Virginia [Gilmore, his wife and Rock's mother] would not hear of it. It was unpatriotic, or worse. It was dishonest and immoral and unredeemable. "All you want it to be a gypsy millionaire," she screamed, since the kid was away at school, "without a care or responsiblity in the world. Well, I'm sorry, Mr. B., but you have responsibilites, whether or not you care to notice. And if you can earn money ten times faster, you better believe me, I can spend it faster still!" Or words to that effect...
Before settling down as a millionaire, Yul first had to make SOLOMON AND SHEBA. Here, for the first time since the beginning of his stardom, was a piece of unmistakable crap, on an aesthetic par with Steve Reeves as Hercules. Just two years after THE TEN COMMANDMENTS, the zenith of the genre, came this nadir. Gina Lollobrigida, with a ruby in her navel, had all the sex appeal of a fist. George Sanders, in his fifties, appeared so feeble in battle that he turned to the camera as if soliciting comfort from the audience. And Yul, as the young Solomon with Tyrone Power's hairstyle (to match previously filmed sequences), spent most of his screen time trying to keep a straight face. Both Michael Chekhov [Yul's acting mentor] and Cecil B. DeMille had died, mercifully, before SOLOMON AND SHEBA was released.
The experience of renouncing the values and loyalties that had guided him for decades was not an easy one.

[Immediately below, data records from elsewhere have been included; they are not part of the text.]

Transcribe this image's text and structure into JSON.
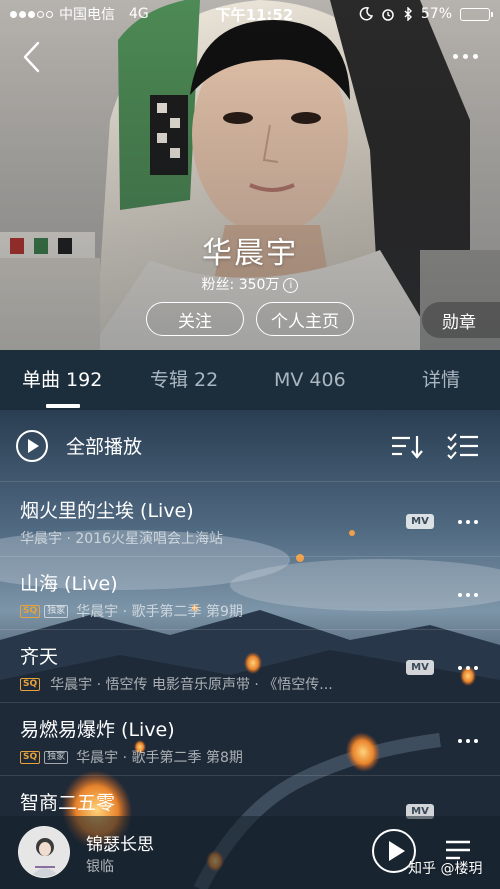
{
  "status_bar": {
    "carrier": "中国电信",
    "network": "4G",
    "time": "下午11:52",
    "battery": "57%",
    "battery_level": 0.57
  },
  "header": {
    "back_icon": "chevron-left-icon",
    "more_icon": "more-dots-icon"
  },
  "artist": {
    "name": "华晨宇",
    "fans": "粉丝: 350万",
    "follow_label": "关注",
    "homepage_label": "个人主页",
    "medal_label": "勋章"
  },
  "tabs": [
    {
      "label": "单曲 192",
      "active": true
    },
    {
      "label": "专辑 22",
      "active": false
    },
    {
      "label": "MV 406",
      "active": false
    },
    {
      "label": "详情",
      "active": false
    }
  ],
  "play_all": {
    "label": "全部播放",
    "sort_icon": "sort-icon",
    "multi_select_icon": "multi-select-icon"
  },
  "songs": [
    {
      "title": "烟火里的尘埃 (Live)",
      "meta": "华晨宇 · 2016火星演唱会上海站",
      "sq": false,
      "exclusive": false,
      "mv": true
    },
    {
      "title": "山海 (Live)",
      "meta": "华晨宇 · 歌手第二季 第9期",
      "sq": true,
      "exclusive": true,
      "mv": false
    },
    {
      "title": "齐天",
      "meta": "华晨宇 · 悟空传 电影音乐原声带 · 《悟空传...",
      "sq": true,
      "exclusive": false,
      "mv": true
    },
    {
      "title": "易燃易爆炸 (Live)",
      "meta": "华晨宇 · 歌手第二季 第8期",
      "sq": true,
      "exclusive": true,
      "mv": false
    },
    {
      "title": "智商二五零",
      "meta": "",
      "sq": false,
      "exclusive": false,
      "mv": true
    }
  ],
  "badges": {
    "sq": "SQ",
    "exclusive": "独家",
    "mv": "MV"
  },
  "player": {
    "title": "锦瑟长思",
    "artist": "银临",
    "watermark": "知乎 @楼玥"
  },
  "colors": {
    "tab_bar": "#1c2e3c",
    "sq_badge": "#e6a23c"
  }
}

But at least he was out of debt at last, and putting aside a nest egg that would allow him to become the director he always wanted to be, while feeling secure that he could guarantee his son, and even his grandchildren, a college education. But the extravagance of his daily life grew as fast as his earnings: whenever he had the wherewithal, Yul Brynner was one of the all-time great spenders. "I have no respect for money, Rock, " he always reminded me. "I piss on the stuff." I took careful note of this, as part of my moral education.